I'm glad Cairy and Skeet came into town. We really did have a lovely time.

And they helped me find pieces of myself I'd been missing for a while.

We found the neighborhood where I'm going to live as soon as I move back into town. This is also the neighborhood where I plan on living the rest of my life, if it's at all possible. The guys and I went out and found Little 5 Points again. Little 5 Points in Atlanta is a lot like the Village in Nashville or Allston in Boston. It's the funky-cool neighborhood of bungalow style houses built before World War 2, situated comfortably close to a healthy grocer's, a comic book shop, and a post office. These are the things in combination that make a place suitable for Elizabeth habitation.

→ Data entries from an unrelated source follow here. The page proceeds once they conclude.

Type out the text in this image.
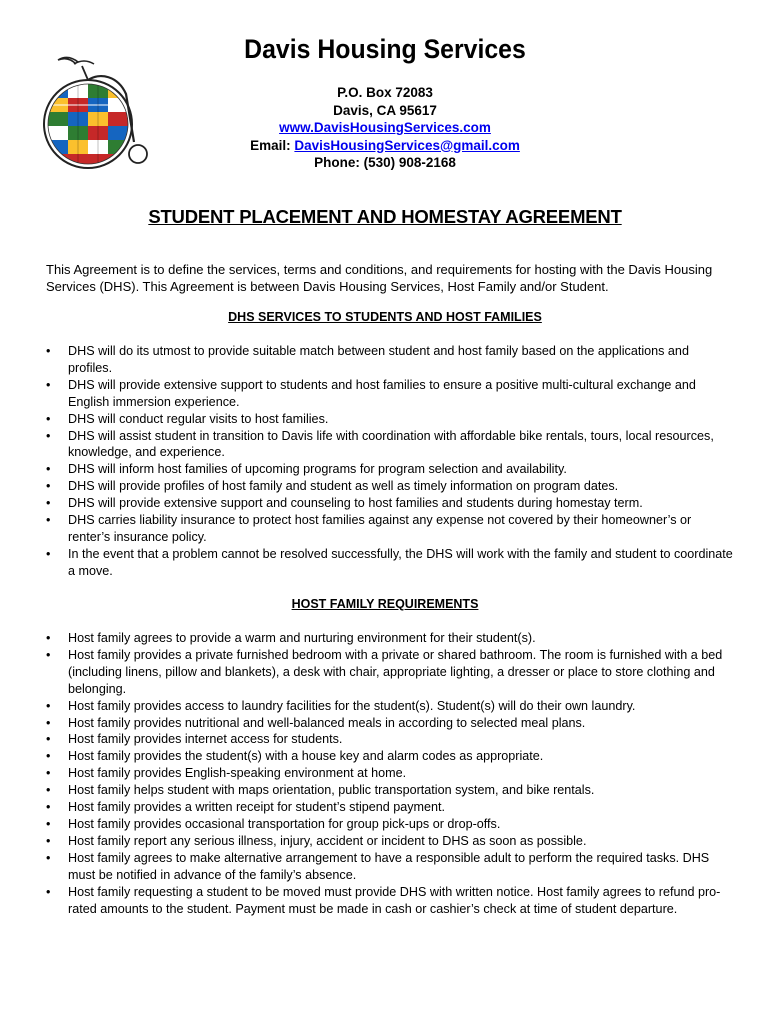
Davis Housing Services
P.O. Box 72083
Davis, CA 95617
www.DavisHousingServices.com
Email: DavisHousingServices@gmail.com
Phone: (530) 908-2168
STUDENT PLACEMENT AND HOMESTAY AGREEMENT
This Agreement is to define the services, terms and conditions, and requirements for hosting with the Davis Housing Services (DHS). This Agreement is between Davis Housing Services, Host Family and/or Student.
DHS SERVICES TO STUDENTS AND HOST FAMILIES
• DHS will do its utmost to provide suitable match between student and host family based on the applications and profiles.
• DHS will provide extensive support to students and host families to ensure a positive multi-cultural exchange and English immersion experience.
• DHS will conduct regular visits to host families.
• DHS will assist student in transition to Davis life with coordination with affordable bike rentals, tours, local resources, knowledge, and experience.
• DHS will inform host families of upcoming programs for program selection and availability.
• DHS will provide profiles of host family and student as well as timely information on program dates.
• DHS will provide extensive support and counseling to host families and students during homestay term.
• DHS carries liability insurance to protect host families against any expense not covered by their homeowner’s or renter’s insurance policy.
• In the event that a problem cannot be resolved successfully, the DHS will work with the family and student to coordinate a move.
HOST FAMILY REQUIREMENTS
• Host family agrees to provide a warm and nurturing environment for their student(s).
• Host family provides a private furnished bedroom with a private or shared bathroom. The room is furnished with a bed (including linens, pillow and blankets), a desk with chair, appropriate lighting, a dresser or place to store clothing and belonging.
• Host family provides access to laundry facilities for the student(s). Student(s) will do their own laundry.
• Host family provides nutritional and well-balanced meals in according to selected meal plans.
• Host family provides internet access for students.
• Host family provides the student(s) with a house key and alarm codes as appropriate.
• Host family provides English-speaking environment at home.
• Host family helps student with maps orientation, public transportation system, and bike rentals.
• Host family provides a written receipt for student’s stipend payment.
• Host family provides occasional transportation for group pick-ups or drop-offs.
• Host family report any serious illness, injury, accident or incident to DHS as soon as possible.
• Host family agrees to make alternative arrangement to have a responsible adult to perform the required tasks. DHS must be notified in advance of the family’s absence.
• Host family requesting a student to be moved must provide DHS with written notice. Host family agrees to refund pro-rated amounts to the student. Payment must be made in cash or cashier’s check at time of student departure.
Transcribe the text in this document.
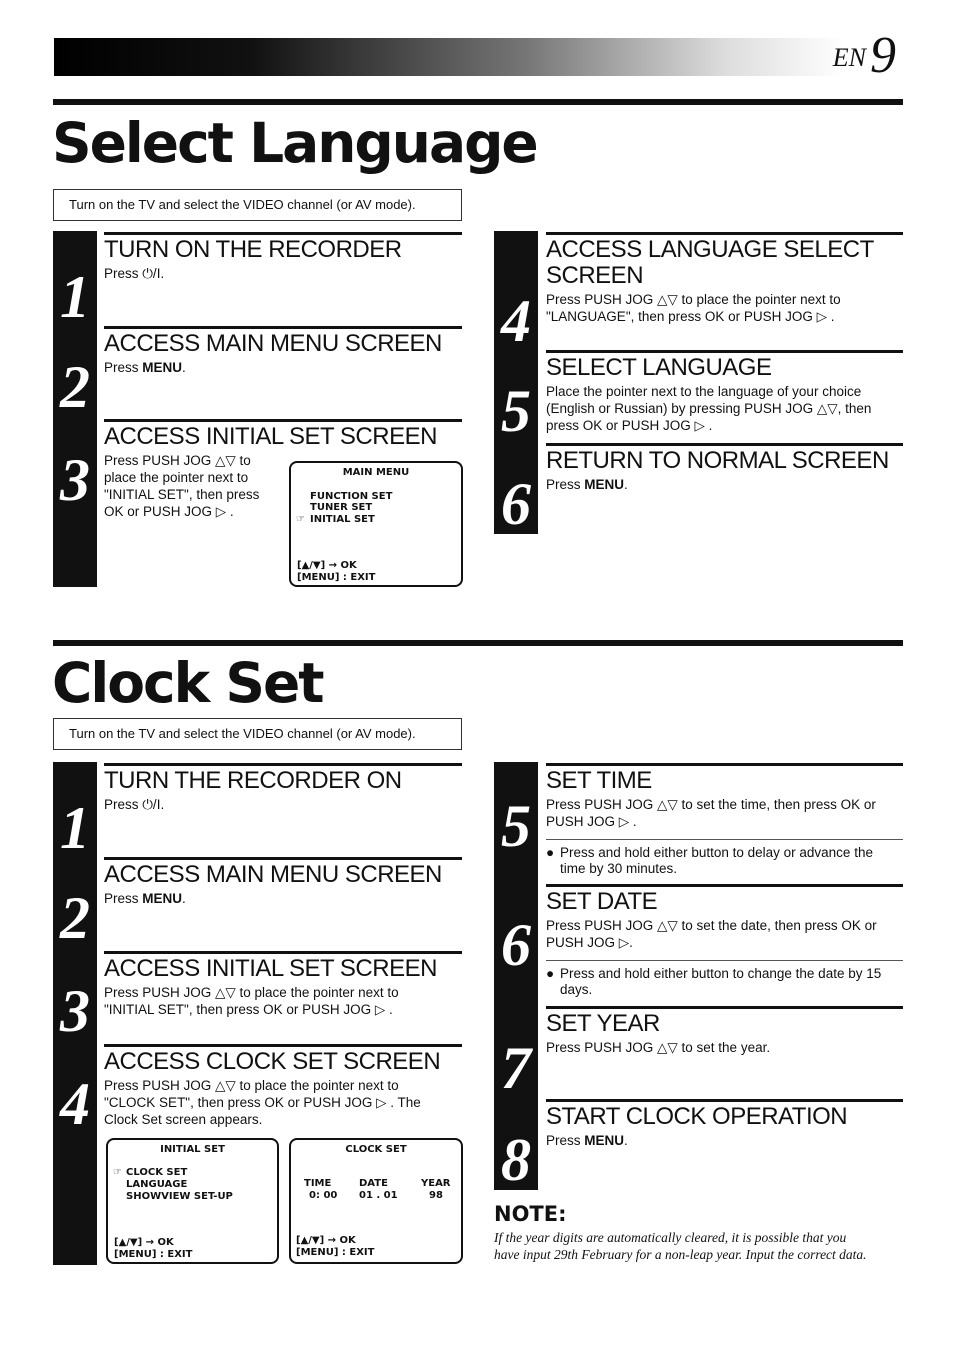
EN9
Select Language
Turn on the TV and select the VIDEO channel (or AV mode).
1
2
3
TURN ON THE RECORDER

Press ⏻/I.

ACCESS MAIN MENU SCREEN

Press MENU.

ACCESS INITIAL SET SCREEN

Press PUSH JOG △▽ to
place the pointer next to
"INITIAL SET", then press
OK or PUSH JOG ▷ .

MAIN MENU
FUNCTION SET
TUNER SET
☞ INITIAL SET
[▲/▼] → OK
[MENU] : EXIT
4
5
6
ACCESS LANGUAGE SELECT
SCREEN

Press PUSH JOG △▽ to place the pointer next to
"LANGUAGE", then press OK or PUSH JOG ▷ .

SELECT LANGUAGE

Place the pointer next to the language of your choice
(English or Russian) by pressing PUSH JOG △▽, then
press OK or PUSH JOG ▷ .

RETURN TO NORMAL SCREEN

Press MENU.

Clock Set
Turn on the TV and select the VIDEO channel (or AV mode).
1
2
3
4
TURN THE RECORDER ON

Press ⏻/I.

ACCESS MAIN MENU SCREEN

Press MENU.

ACCESS INITIAL SET SCREEN

Press PUSH JOG △▽ to place the pointer next to
"INITIAL SET", then press OK or PUSH JOG ▷ .

ACCESS CLOCK SET SCREEN

Press PUSH JOG △▽ to place the pointer next to
"CLOCK SET", then press OK or PUSH JOG ▷ . The
Clock Set screen appears.

INITIAL SET
☞ CLOCK SET
LANGUAGE
SHOWVIEW SET-UP
[▲/▼] → OK
[MENU] : EXIT
CLOCK SET
TIME	DATE	YEAR
0: 00 01 . 01	98
[▲/▼] → OK
[MENU] : EXIT
5
6
7
8
SET TIME

Press PUSH JOG △▽ to set the time, then press OK or
PUSH JOG ▷ .

● Press and hold either button to delay or advance the
time by 30 minutes.
SET DATE

Press PUSH JOG △▽ to set the date, then press OK or
PUSH JOG ▷.

● Press and hold either button to change the date by 15
days.
SET YEAR

Press PUSH JOG △▽ to set the year.

START CLOCK OPERATION

Press MENU.

NOTE:
If the year digits are automatically cleared, it is possible that you
have input 29th February for a non-leap year. Input the correct data.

There's also a lovely park nearby Little 5, and plenty of public transportation. So I've found my ideal spot for nesting - now all I need is a mere $300,000 in order to buy my house. Well, of course I'll rent there first. There were little signs in all the shop windows declaring Little 5 points a hate-free zone. I kept grinning and asking people how much they paid in rent as we walked around. I was flooded with lots of good feelings about the place.

Later, after Little 5 points and drinking like a fish and dancing into the dawn and laughing my ass off at Cairy and Skeet, who've been making me laugh since I was 14 years old - after that -

I started working towards the new plan, with a little help from my new job.

90 days - car (March)

180 days - 2 bedroom apartment (June)

300 days - Party at my place (end of August, beginning of September)


House - a music, a place, my new obsessive goal.